Pharmaceutical companies invest billions of dollars in research and development to find new medications to treat diseases and hopefully save lives.

Given the fact that on average only one in 5,000 compounds ever discovered comes to market, the companies try to balance their investment with profit from those drugs that do become blockbusters. Once they have recovered their overall costs, and made a profit for their shareholders, they should be able to look forward to new discoveries and work on finding new ways to treat illnesses and make people’s lives better, right?

Well, not so fast. The latest in pharmaceutical magic to avoid the loss of patent protection and discourage the use of generics is to transfer the patent to an Indian tribe, considered a sovereign nation within the United States.

The longer drugmakers keep the exclusive right to make their products, the more money they can make.


In this case Allergan has paid the Saint Regis Mohawk Tribe in northern New York state $13.5 million with annual royalties expected to amount to $15 million a year to hold the patent of its dry-eye drug Restasis.

How does this help Allergan? Well, Restasis was given an exclusive patent in October 2002. Since then it has made billions of dollars for the company and shareholders.
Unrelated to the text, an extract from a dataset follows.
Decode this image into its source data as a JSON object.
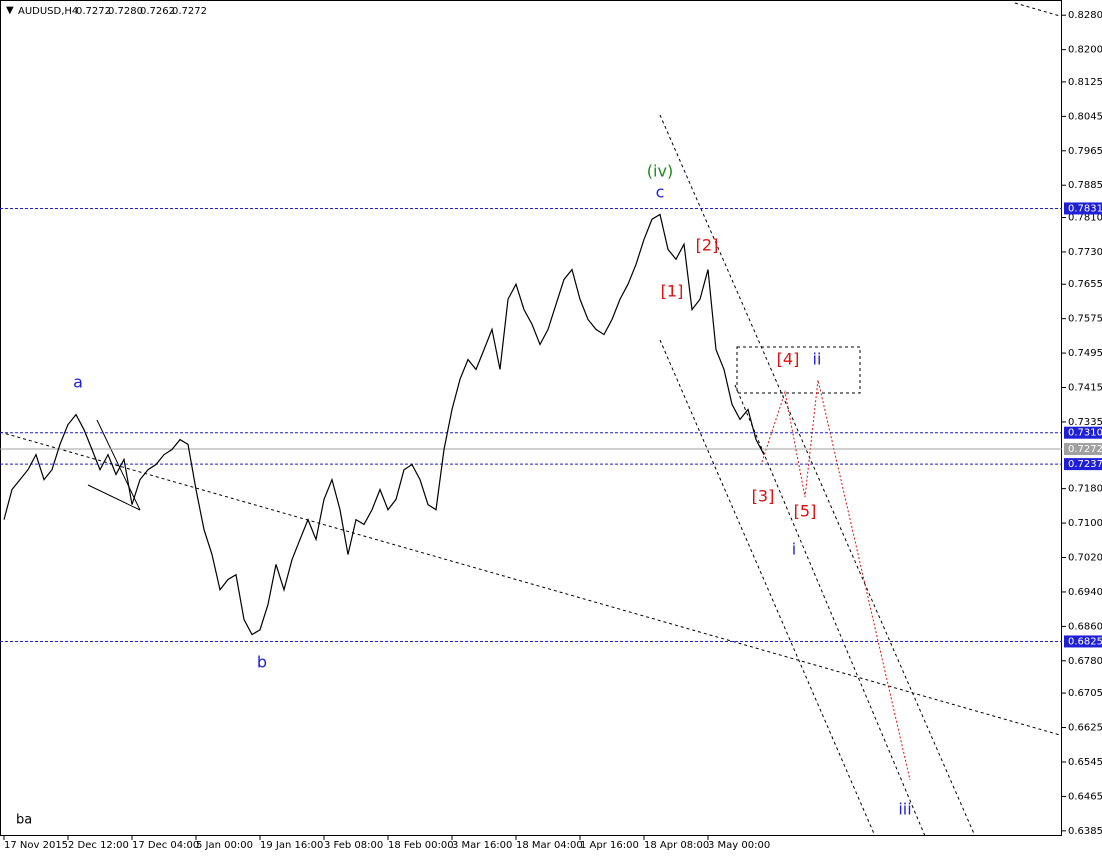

But that patent is about to expire, and once it does, generic manufacturers are legally allowed to make the same product and sell it at a lower cost, eliminating the monopoly that the brand drug has on the market.

Although this is the first time a pharmaceutical company has boldly utilized a tribe to protect its patent, it’s not the only way that branded drug companies manipulate the market, albeit legally, to protect their profits.
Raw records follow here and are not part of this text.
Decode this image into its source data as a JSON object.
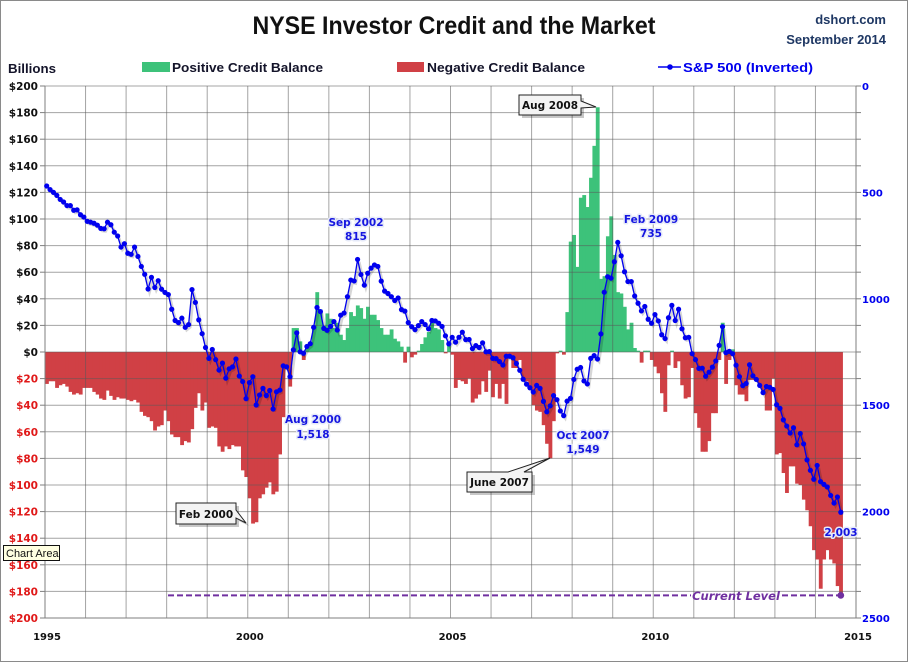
{
  "header": {
    "title": "NYSE Investor Credit and the Market",
    "source": "dshort.com",
    "date": "September 2014"
  },
  "legend": {
    "y_unit": "Billions",
    "positive": "Positive Credit Balance",
    "negative": "Negative Credit Balance",
    "sp500": "S&P 500 (Inverted)"
  },
  "tooltip": {
    "text": "Chart Area"
  },
  "colors": {
    "positive": "#3DC27A",
    "negative": "#D04045",
    "sp500": "#0000EE",
    "current_level": "#7030A0",
    "negative_tick": "#E01818",
    "positive_tick": "#111111",
    "grid": "#8C8C8C"
  },
  "chart_data": {
    "type": "bar",
    "title": "NYSE Investor Credit and the Market",
    "ylabel": "Billions",
    "y2label": "S&P 500 (Inverted)",
    "xlim": [
      1995,
      2015
    ],
    "ylim": [
      -200,
      200
    ],
    "y2lim": [
      0,
      2500
    ],
    "y2_inverted": true,
    "x_start": "1995-01",
    "x_frequency": "monthly",
    "grid": true,
    "legend_position": "top",
    "xticks": [
      {
        "label": "1995",
        "value": 1995
      },
      {
        "label": "2000",
        "value": 2000
      },
      {
        "label": "2005",
        "value": 2005
      },
      {
        "label": "2010",
        "value": 2010
      },
      {
        "label": "2015",
        "value": 2015
      }
    ],
    "yticks": [
      {
        "label": "$200",
        "value": 200
      },
      {
        "label": "$180",
        "value": 180
      },
      {
        "label": "$160",
        "value": 160
      },
      {
        "label": "$140",
        "value": 140
      },
      {
        "label": "$120",
        "value": 120
      },
      {
        "label": "$100",
        "value": 100
      },
      {
        "label": "$80",
        "value": 80
      },
      {
        "label": "$60",
        "value": 60
      },
      {
        "label": "$40",
        "value": 40
      },
      {
        "label": "$20",
        "value": 20
      },
      {
        "label": "$0",
        "value": 0
      },
      {
        "label": "$20",
        "value": -20
      },
      {
        "label": "$40",
        "value": -40
      },
      {
        "label": "$60",
        "value": -60
      },
      {
        "label": "$80",
        "value": -80
      },
      {
        "label": "$100",
        "value": -100
      },
      {
        "label": "$120",
        "value": -120
      },
      {
        "label": "$140",
        "value": -140
      },
      {
        "label": "$160",
        "value": -160
      },
      {
        "label": "$180",
        "value": -180
      },
      {
        "label": "$200",
        "value": -200
      }
    ],
    "y2ticks": [
      {
        "label": "0",
        "value": 0
      },
      {
        "label": "500",
        "value": 500
      },
      {
        "label": "1000",
        "value": 1000
      },
      {
        "label": "1500",
        "value": 1500
      },
      {
        "label": "2000",
        "value": 2000
      },
      {
        "label": "2500",
        "value": 2500
      }
    ],
    "series": [
      {
        "name": "Credit Balance",
        "type": "bar",
        "axis": "left",
        "positive_label": "Positive Credit Balance",
        "negative_label": "Negative Credit Balance",
        "values": [
          -24,
          -22,
          -22,
          -27,
          -25,
          -24,
          -26,
          -30,
          -32,
          -31,
          -32,
          -27,
          -27,
          -27,
          -30,
          -32,
          -35,
          -36,
          -29,
          -33,
          -36,
          -34,
          -35,
          -35,
          -36,
          -37,
          -36,
          -38,
          -45,
          -48,
          -49,
          -52,
          -59,
          -56,
          -55,
          -44,
          -52,
          -62,
          -64,
          -64,
          -70,
          -67,
          -68,
          -58,
          -42,
          -31,
          -44,
          -38,
          -57,
          -56,
          -57,
          -71,
          -75,
          -71,
          -73,
          -70,
          -71,
          -71,
          -89,
          -94,
          -110,
          -129,
          -128,
          -110,
          -107,
          -102,
          -98,
          -107,
          -105,
          -77,
          -49,
          -12,
          -26,
          18,
          18,
          8,
          -6,
          4,
          6,
          19,
          45,
          32,
          18,
          29,
          25,
          18,
          22,
          13,
          9,
          18,
          30,
          27,
          35,
          33,
          25,
          34,
          28,
          28,
          24,
          18,
          13,
          13,
          17,
          10,
          8,
          4,
          -8,
          4,
          -4,
          -2,
          1,
          6,
          11,
          15,
          22,
          18,
          17,
          9,
          -1,
          6,
          -2,
          -27,
          -21,
          -22,
          -24,
          -20,
          -38,
          -35,
          -32,
          -22,
          -30,
          -14,
          -34,
          -24,
          -35,
          -24,
          -39,
          -5,
          -12,
          -12,
          -6,
          -20,
          -22,
          -26,
          -40,
          -44,
          -45,
          -55,
          -69,
          -80,
          -52,
          -1,
          1,
          -2,
          30,
          83,
          88,
          64,
          116,
          118,
          109,
          131,
          155,
          184,
          55,
          57,
          87,
          102,
          73,
          45,
          44,
          34,
          17,
          22,
          3,
          1,
          -8,
          1,
          1,
          -6,
          -11,
          -16,
          -31,
          -45,
          -10,
          1,
          -12,
          -7,
          -25,
          -35,
          -34,
          -12,
          -46,
          -57,
          -75,
          -75,
          -67,
          -46,
          -46,
          -6,
          22,
          -24,
          -6,
          2,
          -25,
          -32,
          -32,
          -37,
          -21,
          -21,
          -20,
          -24,
          -29,
          -44,
          -44,
          -20,
          -77,
          -76,
          -91,
          -106,
          -86,
          -86,
          -99,
          -100,
          -111,
          -119,
          -131,
          -149,
          -156,
          -178,
          -156,
          -149,
          -156,
          -159,
          -176,
          -183
        ]
      },
      {
        "name": "S&P 500 (Inverted)",
        "type": "line",
        "axis": "right",
        "values": [
          470,
          487,
          500,
          514,
          533,
          545,
          562,
          562,
          584,
          582,
          605,
          616,
          636,
          640,
          645,
          654,
          669,
          671,
          640,
          652,
          687,
          705,
          757,
          741,
          786,
          791,
          757,
          801,
          848,
          885,
          954,
          899,
          947,
          915,
          955,
          970,
          980,
          1049,
          1102,
          1112,
          1091,
          1134,
          1121,
          957,
          1017,
          1099,
          1164,
          1229,
          1280,
          1238,
          1286,
          1335,
          1302,
          1373,
          1329,
          1320,
          1283,
          1363,
          1389,
          1469,
          1394,
          1366,
          1499,
          1452,
          1421,
          1455,
          1431,
          1518,
          1437,
          1429,
          1315,
          1320,
          1366,
          1240,
          1160,
          1249,
          1256,
          1224,
          1211,
          1134,
          1041,
          1060,
          1139,
          1148,
          1130,
          1107,
          1147,
          1077,
          1067,
          990,
          912,
          916,
          815,
          886,
          936,
          880,
          856,
          841,
          848,
          917,
          964,
          975,
          990,
          1008,
          996,
          1051,
          1058,
          1112,
          1131,
          1145,
          1126,
          1107,
          1121,
          1141,
          1102,
          1104,
          1115,
          1130,
          1174,
          1212,
          1181,
          1204,
          1181,
          1157,
          1192,
          1191,
          1234,
          1220,
          1229,
          1207,
          1249,
          1248,
          1280,
          1281,
          1295,
          1311,
          1270,
          1270,
          1277,
          1304,
          1336,
          1378,
          1401,
          1418,
          1438,
          1407,
          1421,
          1482,
          1531,
          1503,
          1455,
          1474,
          1527,
          1549,
          1481,
          1468,
          1379,
          1331,
          1323,
          1386,
          1400,
          1280,
          1267,
          1283,
          1165,
          969,
          896,
          903,
          826,
          735,
          798,
          873,
          919,
          919,
          987,
          1021,
          1057,
          1036,
          1096,
          1115,
          1074,
          1104,
          1169,
          1187,
          1089,
          1031,
          1102,
          1049,
          1141,
          1183,
          1181,
          1258,
          1286,
          1327,
          1326,
          1364,
          1345,
          1321,
          1292,
          1219,
          1131,
          1253,
          1247,
          1258,
          1312,
          1366,
          1408,
          1398,
          1310,
          1362,
          1379,
          1407,
          1441,
          1412,
          1416,
          1426,
          1498,
          1515,
          1569,
          1598,
          1631,
          1606,
          1686,
          1633,
          1682,
          1757,
          1806,
          1848,
          1783,
          1859,
          1872,
          1884,
          1924,
          1960,
          1931,
          2003
        ]
      }
    ],
    "annotations": [
      {
        "type": "callout",
        "series": "Credit Balance",
        "date": "2000-02",
        "value": -129,
        "lines": [
          "Feb 2000"
        ]
      },
      {
        "type": "callout",
        "series": "Credit Balance",
        "date": "2007-06",
        "value": -80,
        "lines": [
          "June 2007"
        ]
      },
      {
        "type": "callout",
        "series": "Credit Balance",
        "date": "2008-08",
        "value": 184,
        "lines": [
          "Aug 2008"
        ]
      },
      {
        "type": "label",
        "series": "S&P 500 (Inverted)",
        "date": "2000-08",
        "value": 1518,
        "lines": [
          "Aug 2000",
          "1,518"
        ]
      },
      {
        "type": "label",
        "series": "S&P 500 (Inverted)",
        "date": "2002-09",
        "value": 815,
        "lines": [
          "Sep 2002",
          "815"
        ]
      },
      {
        "type": "label",
        "series": "S&P 500 (Inverted)",
        "date": "2007-10",
        "value": 1549,
        "lines": [
          "Oct 2007",
          "1,549"
        ]
      },
      {
        "type": "label",
        "series": "S&P 500 (Inverted)",
        "date": "2009-02",
        "value": 735,
        "lines": [
          "Feb 2009",
          "735"
        ]
      },
      {
        "type": "label",
        "series": "S&P 500 (Inverted)",
        "date": "2014-08",
        "value": 2003,
        "lines": [
          "2,003"
        ]
      }
    ],
    "current_level": {
      "label": "Current Level",
      "value": -183
    }
  }
}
With so much money at stake, many pharmaceutical companies work hard to get their medications sold without prescriptions. Claritin, one of the first allergy medications to require a prescription, is now heavily marketed on television and in ads as an easy over-the-counter way to treat allergies without having to see a doctor. Allegra, Zyrtec, Flonase and others have all followed suit.

Prilosec came next, with the original approval for prescription only and then subsequently sold at a lower dose over the counter, and now at full prior prescription dose without any physician approval needed at all.

While the cost of health care increases, and payments to hospitals and providers are lowered in an attempt to rein in spiraling costs, the one area that seems to be slipping through the cracks is the pharmaceutical industry.

Each of these have generics available, even store brands like Costco’s Kirkland. But still, the original-brand medications are in demand.

Coupons are another way the pharmaceutical companies keep their money coming in. Go to the website of many branded medications and copay coupons are readily available. Some are even in magazines and newspaper inserts.

The idea is that if the copay is the same for the branded medication versus the generic, patients will want the fancier option, and yet the total cost of the drug to the insurance company can be hundreds or thousands of dollars different for a one-month supply. The pharmaceutical company keeps its money coming in and patients are none the wiser.

Who pays the higher cost? Well, eventually the consumers paying for their insurance or taxpayers paying for the federally run programs like Medicare and Medicaid.

Another common tactic is the development of longer-acting medication or sustained-release formulas. Many medications are initially approved for use based on the research done that shows improvement of a medical condition when the drugs are taken. However, rarely are all formulations presented with the initial application.

This allows for the slightly altered versions to be introduced later in the patent cycle, with the hopes of extending the monopoly the brand name drug has on its compound. Often the longer-acting medication is promoted as superior because of a greater duration of action, but these formulations do not have to prove clinical superiority in order to be brought to market.

Once a patent expires, another mechanism brand name drugmakers employ to retain their profit producing pharmaceuticals is to pay the generic companies to delay the production of their medication. The FDA already has a several year backlog, and often generic drugs have to wait for their approval. But in addition, some companies have chosen to pay the makers of the cheaper drugs to delay even longer.

The overall cost of this practice to consumers and taxpayers is upwards of $3.5 billion. However, the cost to the pharmaceutical companies is much less given their longer patent exclusivity that results.

When all else fails, the pharmaceutical companies can just purchase the generic manufacturers for their drugs. After all, the original company may be in the best position to continue to make the same medication, and if they hold the rights to the generic formula, then they can also determine its price. This may help explain the rising costs of generic medications as well.

The latest move that Allergan has made to protect its billion-dollar drug Restasis is just one of the many egregious ways that pharmaceutical companies legally protect their monopolies on profits from medications. Until the law undergoes closer scrutiny, it’s unlikely to change.

While the cost of health care increases, and payments to hospitals and providers are lowered in an attempt to rein in spiraling costs, the one area that seems to be slipping through the cracks is the pharmaceutical industry.

As more drugs come to market, one can only wonder when the spotlight will shine on one of the highest costs in health care: pharmaceuticals. Time will tell if this or any administration in power will change what’s becoming one of the best-performing industries on Wall Street — drug companies.